I suppose one solution would be to obtain a position of employment where the requirements of the job are entirely removed from people’s needs, and where success does not entail nefarious manipulation or manoeuvring. This would entail a large – if not total – degree of control over any exchange, financial or otherwise, between client and place of employment.
This outcome would be achieved through two potential means. First, this position could be achieved through long-term development, at a workplace where the skills necessary to go it alone are learned through practical application. The problem with this is that in order to get there, you would have to cede control of the exchange to the firm, and you would either achieve it through a trail of potential exploitation outside of your control, or even lose sight of the goal on the way and become the very abomination you wished to avoid being.
Alternatively, you would start at the beginning by ensuring control over any exchanges, either by finding a place where there is no exchange, or ensuring total control over the exchange. The former would need to be one totally removed from the market system – I can’t even think of one right now – while the latter would assume a pre-existing skill level and aptitude that I do not currently possess in marketable fields.
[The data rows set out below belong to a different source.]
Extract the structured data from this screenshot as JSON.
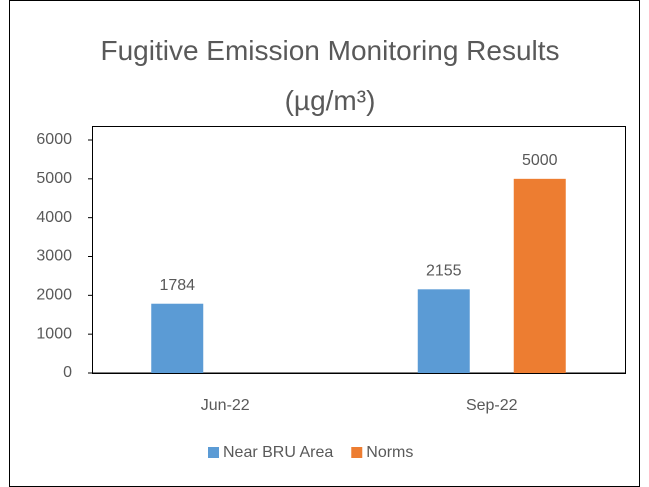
{
  "chart_data": {
    "type": "bar",
    "title": "Fugitive Emission Monitoring Results (µg/m³)",
    "categories": [
      "Jun-22",
      "Sep-22"
    ],
    "series": [
      {
        "name": "Near BRU Area",
        "color": "#5b9bd5",
        "values": [
          1784,
          2155
        ]
      },
      {
        "name": "Norms",
        "color": "#ed7d31",
        "values": [
          null,
          5000
        ]
      }
    ],
    "ylim": [
      0,
      6000
    ],
    "yticks": [
      0,
      1000,
      2000,
      3000,
      4000,
      5000,
      6000
    ],
    "legend": "bottom",
    "data_labels": true
  }
}
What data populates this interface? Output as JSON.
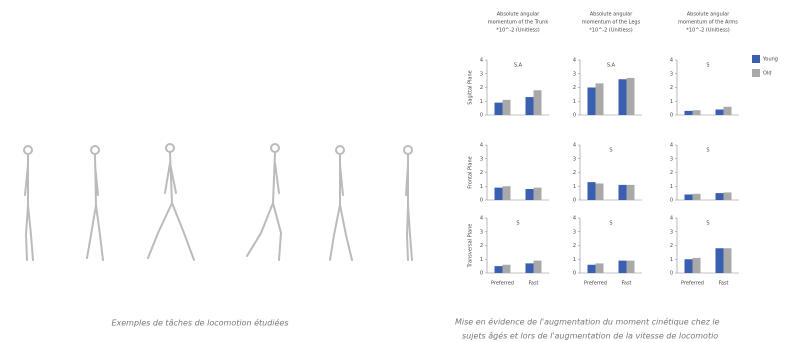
{
  "left_caption": "Exemples de tâches de locomotion étudiées",
  "right_caption": [
    "Mise en évidence de l'augmentation du moment cinétique chez le",
    "sujets âgés et lors de l'augmentation de la vitesse de locomotio"
  ],
  "column_headers": [
    [
      "Absolute angular",
      "momentum of the Trunk",
      "*10^-2 (Unitless)"
    ],
    [
      "Absolute angular",
      "momentum of the Legs",
      "*10^-2 (Unitless)"
    ],
    [
      "Absolute angular",
      "momentum of the Arms",
      "*10^-2 (Unitless)"
    ]
  ],
  "row_labels": [
    "Sagittal Plane",
    "Frontal Plane",
    "Transversal Plane"
  ],
  "legend": [
    {
      "name": "Young",
      "color": "#3a5fb0"
    },
    {
      "name": "Old",
      "color": "#a9a9a9"
    }
  ],
  "chart_data": [
    {
      "type": "bar",
      "annotation": "S,A",
      "categories": [
        null,
        null
      ],
      "series": [
        {
          "values": [
            0.9,
            1.3
          ]
        },
        {
          "values": [
            1.1,
            1.8
          ]
        }
      ],
      "ylim": [
        0,
        4
      ],
      "yticks": [
        0,
        1,
        2,
        3,
        4
      ]
    },
    {
      "type": "bar",
      "annotation": "S,A",
      "categories": [
        null,
        null
      ],
      "series": [
        {
          "values": [
            2.0,
            2.6
          ]
        },
        {
          "values": [
            2.3,
            2.7
          ]
        }
      ],
      "ylim": [
        0,
        4
      ],
      "yticks": [
        0,
        1,
        2,
        3,
        4
      ]
    },
    {
      "type": "bar",
      "annotation": "S",
      "categories": [
        null,
        null
      ],
      "series": [
        {
          "values": [
            0.3,
            0.4
          ]
        },
        {
          "values": [
            0.35,
            0.6
          ]
        }
      ],
      "ylim": [
        0,
        4
      ],
      "yticks": [
        0,
        1,
        2,
        3,
        4
      ]
    },
    {
      "type": "bar",
      "categories": [
        null,
        null
      ],
      "series": [
        {
          "values": [
            0.9,
            0.8
          ]
        },
        {
          "values": [
            1.0,
            0.9
          ]
        }
      ],
      "ylim": [
        0,
        4
      ],
      "yticks": [
        0,
        1,
        2,
        3,
        4
      ]
    },
    {
      "type": "bar",
      "annotation": "S",
      "categories": [
        null,
        null
      ],
      "series": [
        {
          "values": [
            1.3,
            1.1
          ]
        },
        {
          "values": [
            1.2,
            1.1
          ]
        }
      ],
      "ylim": [
        0,
        4
      ],
      "yticks": [
        0,
        1,
        2,
        3,
        4
      ]
    },
    {
      "type": "bar",
      "annotation": "S",
      "categories": [
        null,
        null
      ],
      "series": [
        {
          "values": [
            0.4,
            0.5
          ]
        },
        {
          "values": [
            0.45,
            0.55
          ]
        }
      ],
      "ylim": [
        0,
        4
      ],
      "yticks": [
        0,
        1,
        2,
        3,
        4
      ]
    },
    {
      "type": "bar",
      "annotation": "S",
      "categories": [
        "Preferred",
        "Fast"
      ],
      "series": [
        {
          "values": [
            0.5,
            0.7
          ]
        },
        {
          "values": [
            0.6,
            0.9
          ]
        }
      ],
      "ylim": [
        0,
        4
      ],
      "yticks": [
        0,
        1,
        2,
        3,
        4
      ]
    },
    {
      "type": "bar",
      "annotation": "S",
      "categories": [
        "Preferred",
        "Fast"
      ],
      "series": [
        {
          "values": [
            0.6,
            0.9
          ]
        },
        {
          "values": [
            0.7,
            0.9
          ]
        }
      ],
      "ylim": [
        0,
        4
      ],
      "yticks": [
        0,
        1,
        2,
        3,
        4
      ]
    },
    {
      "type": "bar",
      "annotation": "S",
      "categories": [
        "Preferred",
        "Fast"
      ],
      "series": [
        {
          "values": [
            1.0,
            1.8
          ]
        },
        {
          "values": [
            1.1,
            1.8
          ]
        }
      ],
      "ylim": [
        0,
        4
      ],
      "yticks": [
        0,
        1,
        2,
        3,
        4
      ]
    }
  ]
}
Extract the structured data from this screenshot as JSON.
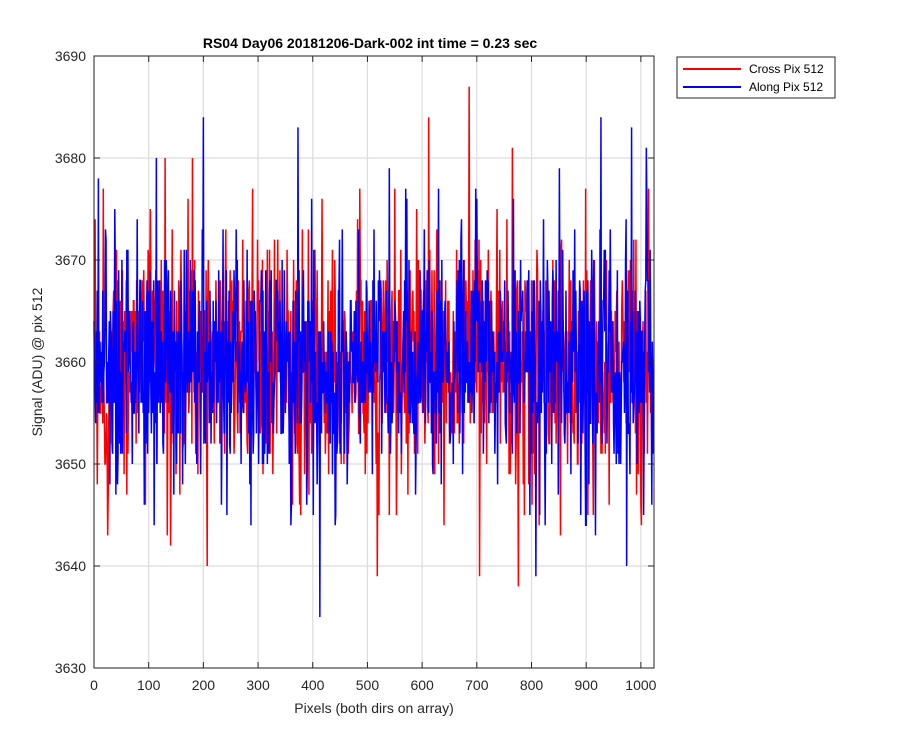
{
  "chart_data": {
    "type": "line",
    "title": "RS04 Day06 20181206-Dark-002 int time = 0.23 sec",
    "xlabel": "Pixels (both dirs on array)",
    "ylabel": "Signal (ADU) @ pix 512",
    "xlim": [
      0,
      1024
    ],
    "ylim": [
      3630,
      3690
    ],
    "xticks": [
      0,
      100,
      200,
      300,
      400,
      500,
      600,
      700,
      800,
      900,
      1000
    ],
    "yticks": [
      3630,
      3640,
      3650,
      3660,
      3670,
      3680,
      3690
    ],
    "grid": true,
    "legend_position": "outside-top-right",
    "noise_model": {
      "n_points": 1024,
      "typical_mean": 3660,
      "typical_sd": 6
    },
    "series": [
      {
        "name": "Cross Pix 512",
        "color": "#ff0000",
        "extremes": [
          {
            "x": 2,
            "y": 3674
          },
          {
            "x": 6,
            "y": 3648
          },
          {
            "x": 25,
            "y": 3643
          },
          {
            "x": 130,
            "y": 3680
          },
          {
            "x": 134,
            "y": 3643
          },
          {
            "x": 140,
            "y": 3642
          },
          {
            "x": 180,
            "y": 3680
          },
          {
            "x": 207,
            "y": 3640
          },
          {
            "x": 518,
            "y": 3639
          },
          {
            "x": 612,
            "y": 3684
          },
          {
            "x": 640,
            "y": 3644
          },
          {
            "x": 686,
            "y": 3687
          },
          {
            "x": 705,
            "y": 3639
          },
          {
            "x": 765,
            "y": 3681
          },
          {
            "x": 776,
            "y": 3638
          },
          {
            "x": 853,
            "y": 3643
          },
          {
            "x": 942,
            "y": 3646
          }
        ]
      },
      {
        "name": "Along Pix 512",
        "color": "#0000ff",
        "extremes": [
          {
            "x": 8,
            "y": 3678
          },
          {
            "x": 114,
            "y": 3680
          },
          {
            "x": 200,
            "y": 3684
          },
          {
            "x": 373,
            "y": 3683
          },
          {
            "x": 413,
            "y": 3635
          },
          {
            "x": 540,
            "y": 3679
          },
          {
            "x": 808,
            "y": 3639
          },
          {
            "x": 851,
            "y": 3679
          },
          {
            "x": 917,
            "y": 3643
          },
          {
            "x": 927,
            "y": 3684
          },
          {
            "x": 974,
            "y": 3640
          },
          {
            "x": 983,
            "y": 3683
          },
          {
            "x": 1010,
            "y": 3681
          },
          {
            "x": 1020,
            "y": 3646
          }
        ]
      }
    ]
  }
}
It feels like an inevitable looming resignation to a system that isn’t so far removed from slavery. Don’t get me wrong; it’s not a slavery of torture, or even of any great discomfort. It offers security, a sense of independence, potentially the ability to build a life and maybe even a legacy of sorts in the form of a family. In all likelihood, there’s never been a better time to be alive, in developed nations at least.
But maybe a form of slavery because we live in a world where virtue without absolute religious devotion seems extraordinary.
We’ve created a world that is at least tolerable for a huge percentage of the global population; for a much smaller percentage it is even actively wonderful. For a percentage somewhere in between, I imagine, it is actively abhorrent.
And yet success in this world is driven by a continuation of a system where the ultimate goal is not to be a better person. Sometimes this pursuit is not even part of the equation. Even when the world has witnessed revolutions, of which there has been many, the global tune returns to the slow, methodical drumbeat of the struggle for economic prosperity.
I am a part of that system. Part of me bemoans it; all of me acknowledges it. I will not sit here and strum the violin for fallen visionaries – I’ve read of the unbelievable bloodshed that has continually and reliably occurred in the name of political change – and I must acknowledge the irony of Marcus’ own position at the head of Roman legions in Germany during his reign.
Anyway, this is all getting away from me. I want to lead a good life. And I fear that at some point, I might look back and realise that has not always been the case.